Union Deputy Minister of Food, Agriculture, Community Development and Cooperation
- In office 18 March 1967 – 21 June 1970
- Prime Minister: Indira Gandhi
- Minister: Jagjivan Ram
- Minister of State: Annasaheb Shinde
- Preceded by: Annasaheb Shinde
- Succeeded by: Jagannath Pahadia

Parliamentary Secretary to the Minister of Home Affairs
- In office 15 February 1966 – 13 March 1967
- Prime Minister: Indira Gandhi
- Minister: Gulzarilal Nanda; Indira Gandhi; Yashwantrao Chavan;

Member of Parliament, Lok Sabha
- In office 1962–21 June 1970
- Preceded by: Chao Khamoon Gohain
- Succeeded by: C. C. Gohain
- Constituency: Nominated

Chairman, Ering Commission
- In office 1964–1967
- President: Sarvepalli Radhakrishnan

Personal details
- Born: 11 December 1929 Runne, East Siang district, NEFA, British India
- Died: 21 June 1970 (aged 40) Shillong, India
- Party: NEFA Sangam
- Spouse: Odam Ering
- Children: Ninong Ering

= Daying Ering =

Indian politician

Daying Ering (11 December 1929 – 21 June 1970) was an Indian politician from Arunachal Pradesh. He was the chairman of the Ering Commission which heavily influenced the country's panchayati raj system. He is often considered as the founding father of modern day Arunachal.
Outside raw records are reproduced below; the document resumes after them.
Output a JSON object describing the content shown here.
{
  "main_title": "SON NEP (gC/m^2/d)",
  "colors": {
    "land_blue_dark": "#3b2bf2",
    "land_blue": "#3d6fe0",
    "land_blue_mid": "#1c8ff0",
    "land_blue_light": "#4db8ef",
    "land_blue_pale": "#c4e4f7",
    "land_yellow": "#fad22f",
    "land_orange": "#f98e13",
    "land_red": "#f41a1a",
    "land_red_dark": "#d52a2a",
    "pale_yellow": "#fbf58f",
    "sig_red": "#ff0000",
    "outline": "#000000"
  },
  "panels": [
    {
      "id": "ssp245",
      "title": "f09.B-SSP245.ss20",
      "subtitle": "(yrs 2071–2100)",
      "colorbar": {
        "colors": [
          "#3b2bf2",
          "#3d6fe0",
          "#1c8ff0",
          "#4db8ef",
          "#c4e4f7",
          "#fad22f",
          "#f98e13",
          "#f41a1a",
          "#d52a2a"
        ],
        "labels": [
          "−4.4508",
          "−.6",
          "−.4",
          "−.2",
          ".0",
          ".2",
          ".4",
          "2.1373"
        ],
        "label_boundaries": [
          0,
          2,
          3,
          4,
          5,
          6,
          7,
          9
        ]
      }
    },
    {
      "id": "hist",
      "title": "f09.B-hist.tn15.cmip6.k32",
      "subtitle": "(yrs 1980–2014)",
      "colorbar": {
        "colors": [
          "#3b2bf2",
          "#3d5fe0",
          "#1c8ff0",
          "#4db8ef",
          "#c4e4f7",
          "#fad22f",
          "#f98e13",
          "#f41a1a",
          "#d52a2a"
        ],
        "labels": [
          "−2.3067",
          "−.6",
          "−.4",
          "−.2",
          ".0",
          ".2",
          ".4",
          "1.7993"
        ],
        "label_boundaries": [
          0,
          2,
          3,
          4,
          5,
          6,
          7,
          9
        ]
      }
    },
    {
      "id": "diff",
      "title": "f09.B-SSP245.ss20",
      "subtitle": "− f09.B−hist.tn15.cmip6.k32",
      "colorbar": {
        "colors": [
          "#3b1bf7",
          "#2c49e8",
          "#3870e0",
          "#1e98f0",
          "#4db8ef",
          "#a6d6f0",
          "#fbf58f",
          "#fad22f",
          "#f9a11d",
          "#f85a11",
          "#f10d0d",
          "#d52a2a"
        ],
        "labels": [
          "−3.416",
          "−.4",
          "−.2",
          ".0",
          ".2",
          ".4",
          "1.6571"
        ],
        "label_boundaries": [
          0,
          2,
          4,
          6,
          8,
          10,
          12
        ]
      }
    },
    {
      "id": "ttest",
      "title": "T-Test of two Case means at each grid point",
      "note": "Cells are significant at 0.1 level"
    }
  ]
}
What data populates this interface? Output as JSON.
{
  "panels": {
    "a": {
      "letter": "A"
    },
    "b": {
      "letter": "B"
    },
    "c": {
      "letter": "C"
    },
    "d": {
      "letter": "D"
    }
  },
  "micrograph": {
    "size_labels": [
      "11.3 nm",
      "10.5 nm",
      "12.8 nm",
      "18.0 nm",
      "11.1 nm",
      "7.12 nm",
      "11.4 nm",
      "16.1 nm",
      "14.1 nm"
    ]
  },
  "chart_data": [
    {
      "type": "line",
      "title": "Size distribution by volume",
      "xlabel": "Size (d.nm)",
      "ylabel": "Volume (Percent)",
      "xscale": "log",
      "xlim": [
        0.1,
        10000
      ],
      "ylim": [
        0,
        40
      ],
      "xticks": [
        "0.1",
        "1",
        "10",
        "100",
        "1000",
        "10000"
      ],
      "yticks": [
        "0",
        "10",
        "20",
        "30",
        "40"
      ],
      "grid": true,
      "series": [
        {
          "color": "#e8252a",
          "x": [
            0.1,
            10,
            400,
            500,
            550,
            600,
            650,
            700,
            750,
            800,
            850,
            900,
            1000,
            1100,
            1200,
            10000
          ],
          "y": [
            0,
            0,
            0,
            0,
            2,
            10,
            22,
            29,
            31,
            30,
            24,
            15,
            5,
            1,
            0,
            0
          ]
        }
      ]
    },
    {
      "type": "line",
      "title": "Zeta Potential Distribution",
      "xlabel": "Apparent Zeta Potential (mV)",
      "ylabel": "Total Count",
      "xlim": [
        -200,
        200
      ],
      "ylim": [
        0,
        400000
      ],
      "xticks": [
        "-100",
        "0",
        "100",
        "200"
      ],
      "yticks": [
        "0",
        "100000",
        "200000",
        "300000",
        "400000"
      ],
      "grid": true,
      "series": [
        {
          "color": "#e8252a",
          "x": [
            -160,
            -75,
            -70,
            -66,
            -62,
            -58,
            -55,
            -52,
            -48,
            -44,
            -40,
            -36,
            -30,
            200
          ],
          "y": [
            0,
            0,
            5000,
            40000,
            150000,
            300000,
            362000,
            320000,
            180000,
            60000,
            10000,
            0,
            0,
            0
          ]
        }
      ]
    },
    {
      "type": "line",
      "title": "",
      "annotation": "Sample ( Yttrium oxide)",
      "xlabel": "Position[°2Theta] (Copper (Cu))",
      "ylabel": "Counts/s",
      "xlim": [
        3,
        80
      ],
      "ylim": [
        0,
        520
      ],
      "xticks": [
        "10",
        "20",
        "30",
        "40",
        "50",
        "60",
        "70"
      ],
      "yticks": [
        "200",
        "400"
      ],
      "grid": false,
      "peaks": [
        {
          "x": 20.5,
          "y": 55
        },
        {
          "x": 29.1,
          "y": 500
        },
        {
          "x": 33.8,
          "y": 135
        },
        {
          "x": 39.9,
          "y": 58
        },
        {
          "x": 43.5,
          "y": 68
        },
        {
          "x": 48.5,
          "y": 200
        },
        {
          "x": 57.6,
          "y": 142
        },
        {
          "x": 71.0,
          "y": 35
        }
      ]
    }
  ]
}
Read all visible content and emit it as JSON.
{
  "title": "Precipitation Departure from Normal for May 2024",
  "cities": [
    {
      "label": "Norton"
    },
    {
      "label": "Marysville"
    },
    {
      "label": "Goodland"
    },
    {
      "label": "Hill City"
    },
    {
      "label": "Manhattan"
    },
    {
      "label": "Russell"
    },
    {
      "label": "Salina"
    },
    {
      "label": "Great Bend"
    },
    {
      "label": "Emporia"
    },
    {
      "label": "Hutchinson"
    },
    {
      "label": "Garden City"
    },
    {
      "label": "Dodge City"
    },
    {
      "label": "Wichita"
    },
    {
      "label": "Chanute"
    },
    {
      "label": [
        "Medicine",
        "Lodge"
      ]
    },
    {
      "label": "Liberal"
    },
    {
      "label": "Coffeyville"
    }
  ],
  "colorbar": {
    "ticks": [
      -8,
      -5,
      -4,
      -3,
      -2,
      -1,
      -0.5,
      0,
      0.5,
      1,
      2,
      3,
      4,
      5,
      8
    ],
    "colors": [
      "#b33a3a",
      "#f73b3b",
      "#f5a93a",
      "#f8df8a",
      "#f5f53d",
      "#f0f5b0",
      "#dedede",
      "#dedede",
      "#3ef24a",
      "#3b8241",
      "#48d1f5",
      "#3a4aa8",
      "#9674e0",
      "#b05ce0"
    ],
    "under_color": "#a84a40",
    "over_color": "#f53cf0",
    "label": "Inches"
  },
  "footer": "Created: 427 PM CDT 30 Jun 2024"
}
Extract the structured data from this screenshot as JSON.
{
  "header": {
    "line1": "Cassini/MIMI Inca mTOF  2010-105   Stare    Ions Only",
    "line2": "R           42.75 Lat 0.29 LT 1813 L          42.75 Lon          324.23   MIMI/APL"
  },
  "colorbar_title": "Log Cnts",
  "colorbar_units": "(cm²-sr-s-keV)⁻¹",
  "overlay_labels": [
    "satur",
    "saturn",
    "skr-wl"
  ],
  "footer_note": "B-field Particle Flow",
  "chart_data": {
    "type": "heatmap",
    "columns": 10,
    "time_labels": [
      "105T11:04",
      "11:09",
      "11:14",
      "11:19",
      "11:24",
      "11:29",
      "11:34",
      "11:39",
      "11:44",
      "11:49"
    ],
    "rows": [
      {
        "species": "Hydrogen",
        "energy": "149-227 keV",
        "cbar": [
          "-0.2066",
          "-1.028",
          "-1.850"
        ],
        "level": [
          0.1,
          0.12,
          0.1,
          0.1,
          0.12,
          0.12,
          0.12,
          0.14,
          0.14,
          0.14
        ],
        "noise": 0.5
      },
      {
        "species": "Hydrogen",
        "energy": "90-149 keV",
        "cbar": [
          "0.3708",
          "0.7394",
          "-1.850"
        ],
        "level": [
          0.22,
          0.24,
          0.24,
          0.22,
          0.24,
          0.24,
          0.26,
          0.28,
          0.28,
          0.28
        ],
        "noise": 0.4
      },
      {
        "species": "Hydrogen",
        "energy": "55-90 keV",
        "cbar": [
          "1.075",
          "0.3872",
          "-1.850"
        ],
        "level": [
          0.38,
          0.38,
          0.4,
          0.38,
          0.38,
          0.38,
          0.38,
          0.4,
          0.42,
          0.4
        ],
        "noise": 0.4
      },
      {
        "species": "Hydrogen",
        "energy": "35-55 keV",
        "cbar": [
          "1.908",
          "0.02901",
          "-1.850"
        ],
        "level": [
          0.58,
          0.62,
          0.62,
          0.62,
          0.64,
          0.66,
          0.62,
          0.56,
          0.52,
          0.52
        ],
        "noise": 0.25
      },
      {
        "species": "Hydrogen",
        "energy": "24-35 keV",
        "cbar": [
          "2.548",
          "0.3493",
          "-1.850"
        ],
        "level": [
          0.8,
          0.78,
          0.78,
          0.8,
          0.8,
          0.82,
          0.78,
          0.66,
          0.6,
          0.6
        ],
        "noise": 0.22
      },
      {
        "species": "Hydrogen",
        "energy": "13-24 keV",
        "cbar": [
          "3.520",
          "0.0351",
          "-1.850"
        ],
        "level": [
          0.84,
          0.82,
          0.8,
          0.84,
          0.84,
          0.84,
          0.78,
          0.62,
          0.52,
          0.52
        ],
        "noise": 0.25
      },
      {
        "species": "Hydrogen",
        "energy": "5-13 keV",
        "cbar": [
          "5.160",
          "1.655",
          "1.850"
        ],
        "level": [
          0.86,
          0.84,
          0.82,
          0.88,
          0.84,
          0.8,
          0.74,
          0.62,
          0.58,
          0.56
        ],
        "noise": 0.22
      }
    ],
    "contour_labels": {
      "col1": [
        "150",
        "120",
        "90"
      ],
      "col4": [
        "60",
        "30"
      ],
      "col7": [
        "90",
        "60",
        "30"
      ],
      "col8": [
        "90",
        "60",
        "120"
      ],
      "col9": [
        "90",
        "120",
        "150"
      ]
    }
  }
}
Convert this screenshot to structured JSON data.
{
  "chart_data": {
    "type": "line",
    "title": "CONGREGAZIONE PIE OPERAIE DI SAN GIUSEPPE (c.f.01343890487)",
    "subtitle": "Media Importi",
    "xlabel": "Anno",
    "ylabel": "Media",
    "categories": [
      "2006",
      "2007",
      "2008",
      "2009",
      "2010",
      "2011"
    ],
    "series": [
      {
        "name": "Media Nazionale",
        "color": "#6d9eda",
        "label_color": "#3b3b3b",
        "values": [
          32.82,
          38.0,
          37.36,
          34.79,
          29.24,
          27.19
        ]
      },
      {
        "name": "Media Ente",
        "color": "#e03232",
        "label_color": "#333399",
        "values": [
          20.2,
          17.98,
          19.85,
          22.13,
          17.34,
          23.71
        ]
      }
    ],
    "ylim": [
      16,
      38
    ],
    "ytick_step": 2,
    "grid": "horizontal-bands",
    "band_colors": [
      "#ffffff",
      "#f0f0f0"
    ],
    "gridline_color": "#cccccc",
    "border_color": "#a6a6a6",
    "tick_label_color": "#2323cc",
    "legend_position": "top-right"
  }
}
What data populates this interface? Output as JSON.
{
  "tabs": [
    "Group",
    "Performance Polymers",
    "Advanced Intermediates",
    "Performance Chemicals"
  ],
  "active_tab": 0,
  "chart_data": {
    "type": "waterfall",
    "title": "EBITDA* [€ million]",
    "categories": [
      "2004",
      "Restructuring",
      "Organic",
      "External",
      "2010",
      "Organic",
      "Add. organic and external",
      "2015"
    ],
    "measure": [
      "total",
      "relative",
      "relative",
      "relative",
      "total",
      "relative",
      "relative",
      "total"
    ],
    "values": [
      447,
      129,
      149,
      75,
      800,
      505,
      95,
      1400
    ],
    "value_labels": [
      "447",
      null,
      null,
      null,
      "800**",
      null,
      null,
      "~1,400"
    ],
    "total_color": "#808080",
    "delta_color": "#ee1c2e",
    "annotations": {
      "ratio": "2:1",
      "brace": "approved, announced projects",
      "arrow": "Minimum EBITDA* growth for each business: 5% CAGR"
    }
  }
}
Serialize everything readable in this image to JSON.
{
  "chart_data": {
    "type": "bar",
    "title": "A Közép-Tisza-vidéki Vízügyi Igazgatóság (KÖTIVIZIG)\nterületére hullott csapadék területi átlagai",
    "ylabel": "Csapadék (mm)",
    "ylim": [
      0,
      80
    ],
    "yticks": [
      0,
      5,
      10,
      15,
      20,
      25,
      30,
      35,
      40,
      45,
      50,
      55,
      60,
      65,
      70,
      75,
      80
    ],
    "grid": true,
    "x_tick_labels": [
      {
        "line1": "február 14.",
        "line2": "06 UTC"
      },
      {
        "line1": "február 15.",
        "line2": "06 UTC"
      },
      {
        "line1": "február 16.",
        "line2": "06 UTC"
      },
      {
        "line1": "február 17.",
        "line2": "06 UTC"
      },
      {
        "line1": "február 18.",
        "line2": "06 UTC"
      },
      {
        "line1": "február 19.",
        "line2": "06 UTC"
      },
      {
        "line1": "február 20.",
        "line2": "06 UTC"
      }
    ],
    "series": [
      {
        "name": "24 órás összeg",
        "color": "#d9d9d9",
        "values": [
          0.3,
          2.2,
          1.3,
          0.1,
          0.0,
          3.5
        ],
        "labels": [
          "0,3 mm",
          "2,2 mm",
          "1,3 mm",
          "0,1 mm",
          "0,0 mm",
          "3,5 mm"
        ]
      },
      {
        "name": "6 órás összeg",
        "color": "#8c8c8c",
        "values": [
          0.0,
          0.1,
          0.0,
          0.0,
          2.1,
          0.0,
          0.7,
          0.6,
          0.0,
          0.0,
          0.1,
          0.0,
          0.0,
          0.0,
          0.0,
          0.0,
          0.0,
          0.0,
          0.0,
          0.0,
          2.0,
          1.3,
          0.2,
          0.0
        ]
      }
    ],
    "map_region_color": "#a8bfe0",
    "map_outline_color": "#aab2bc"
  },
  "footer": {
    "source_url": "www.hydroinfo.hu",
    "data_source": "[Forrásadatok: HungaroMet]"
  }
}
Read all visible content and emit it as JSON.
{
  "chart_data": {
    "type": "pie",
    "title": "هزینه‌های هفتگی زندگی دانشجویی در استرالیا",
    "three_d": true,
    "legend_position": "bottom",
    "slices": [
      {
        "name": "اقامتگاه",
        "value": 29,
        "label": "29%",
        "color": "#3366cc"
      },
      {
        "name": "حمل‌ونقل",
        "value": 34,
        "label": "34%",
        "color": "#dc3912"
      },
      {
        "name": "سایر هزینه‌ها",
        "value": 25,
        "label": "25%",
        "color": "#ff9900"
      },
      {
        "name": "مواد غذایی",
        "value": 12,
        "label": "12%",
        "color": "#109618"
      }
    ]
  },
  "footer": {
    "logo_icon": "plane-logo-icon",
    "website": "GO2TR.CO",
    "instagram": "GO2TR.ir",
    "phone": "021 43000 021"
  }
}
He was a Parliamentary Secretary in the Ministry of Home Affairs in First Indira Gandhi ministry from 15 February 1966 to 13 March 1967. He again served as Deputy Minister in the Ministry of Food, Agriculture, Community Development and Cooperation in Second Indira Gandhi ministry from 18 March 1967 to 21 June 1970.

== Biography ==

Ering was born in an Adi family in Runne village near Pasighat in 1929. He started his career in the Indian Frontier Administrative Service. Later, in 1963, he was nominated as a Member of the Lok Sabha from NEFA by the President of India. He was later appointed as the Parliament Secretary and a Deputy Minister in the Ministry of Food and Agriculture.

In 1964, he chaired the Ering Commission, an investigative body looking into governmental decentralization. The Commission's report, in 1965, recommended a four-tier system of local government, and heavily influenced the adoption of the Panchayati Raj system.

Ering died in Shillong, in 1970. At this time he was Deputy Minister for Agriculture. The Daying Ering Memorial Wild Life Sanctuary in the East Siang district is named after him. Other places and institutions and places named after him include the Daying Ering College of Teachers' Education, Daying Ering Memorial Middle School, Daying Ering Memorial Higher Secondary School Pasighat, Daying Ering Wildlife Foundation Eco-Development Society and Daying Ering Colony. After his death, C. C. Gohain was nominated as a Member of the Lok Sabha from NEFA by the President of India.